One of the stronger sections in the text dealt with the important role in society played by intermediate social actors such as the Church and unions and, most importantly, the family. Another powerful section looked at the ways economic forces place unbearable pressures on families, requiring two incomes so that parents have less time with their children and each other. There was some really good stuff in this text. But, in the end, it failed to look up and look around. It failed to capture any of the power of Dorothy Day’s writings on poverty and it also failed to capture any of the truly cultural soul-searching questions the bishops raised in their seminal, controversial pastoral letter on the economy “Economic Justice for All.” Certainly, nothing in the text reminded us that Jesus threw the money changers out of the Temple. In the debate at the USCCB meeting no one mentioned this, but I thought a principal failure of the document was that it minimized the important role of government in serving as a check on the moneyed interest, and in achieving important social goods such as universal health care that the market has self-evidently failed to deliver.
But, in the end, the text failed because it tried to do too much, and ended up as so much scatter-shot on a page.

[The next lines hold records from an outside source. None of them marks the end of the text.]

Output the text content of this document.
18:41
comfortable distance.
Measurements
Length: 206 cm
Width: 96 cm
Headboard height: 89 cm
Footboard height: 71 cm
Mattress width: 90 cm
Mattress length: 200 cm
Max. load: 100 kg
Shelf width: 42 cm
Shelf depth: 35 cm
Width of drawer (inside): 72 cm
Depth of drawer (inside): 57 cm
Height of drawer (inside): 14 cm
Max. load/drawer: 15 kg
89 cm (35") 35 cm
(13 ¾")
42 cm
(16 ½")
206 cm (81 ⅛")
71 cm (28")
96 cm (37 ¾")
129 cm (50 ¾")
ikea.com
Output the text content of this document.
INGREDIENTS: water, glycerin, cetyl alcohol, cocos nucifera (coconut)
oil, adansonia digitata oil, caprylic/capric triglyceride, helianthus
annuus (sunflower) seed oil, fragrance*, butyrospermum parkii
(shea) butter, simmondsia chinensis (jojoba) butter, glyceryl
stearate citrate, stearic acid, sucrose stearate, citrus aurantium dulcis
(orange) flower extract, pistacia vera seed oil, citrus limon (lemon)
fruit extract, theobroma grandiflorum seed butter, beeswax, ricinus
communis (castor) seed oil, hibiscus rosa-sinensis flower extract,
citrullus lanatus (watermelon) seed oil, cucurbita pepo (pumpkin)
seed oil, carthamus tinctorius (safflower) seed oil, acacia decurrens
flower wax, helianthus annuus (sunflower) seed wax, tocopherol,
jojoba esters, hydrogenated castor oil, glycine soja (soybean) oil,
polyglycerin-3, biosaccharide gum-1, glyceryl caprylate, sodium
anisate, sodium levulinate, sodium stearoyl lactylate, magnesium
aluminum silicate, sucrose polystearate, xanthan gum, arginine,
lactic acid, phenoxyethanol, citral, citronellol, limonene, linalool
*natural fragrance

I am sure it was written by someone who has actually spent time with the poor, but that was not evident in the text. I am sure whoever wrote the draft was deeply influenced by the Gospel, but that did not shine through in the text either. Go back and read “Economic Justice for All.” It has more citations to Scripture in its first page that this text had in its entirety and, not to beat a dead horse, the Master had rather a lot to say about poverty. So, the document did not secure the necessary two-thirds majority, although a majority of the bishops did approve it. Those who spoke against it were older bishops, but they were right to do so. Surely, our Church can do better than this. There is much that is important in this now rejected text and, in defense of its authors, 12-15 pages is good for a book review, but for the USCCB, they need a three page statement or a fifty page document, but otherwise you get something like this, a series of ambitious ideas requiring greater explication but reduced for space needs, that end up sounding vacuous. That, however, is not the real problem. The real problem is that in the1980s the bishops consulted widely with those who work with the poor - and with the poor themselves! Bishop Peter Rosazza may be retired but his moral authority on these issues is undimmed by age! – and produced a text that empathized with their plight. This text read like a lecture, truncated and trimmed to fit a pre-ordained space limit. I do not know what tensions existed on the drafting committee. But, I must in conscience say something harsh here. Dear bishops: If you cannot find a way to say something significant about the poor, if that is not second nature to your conference, something has gone terribly wrong.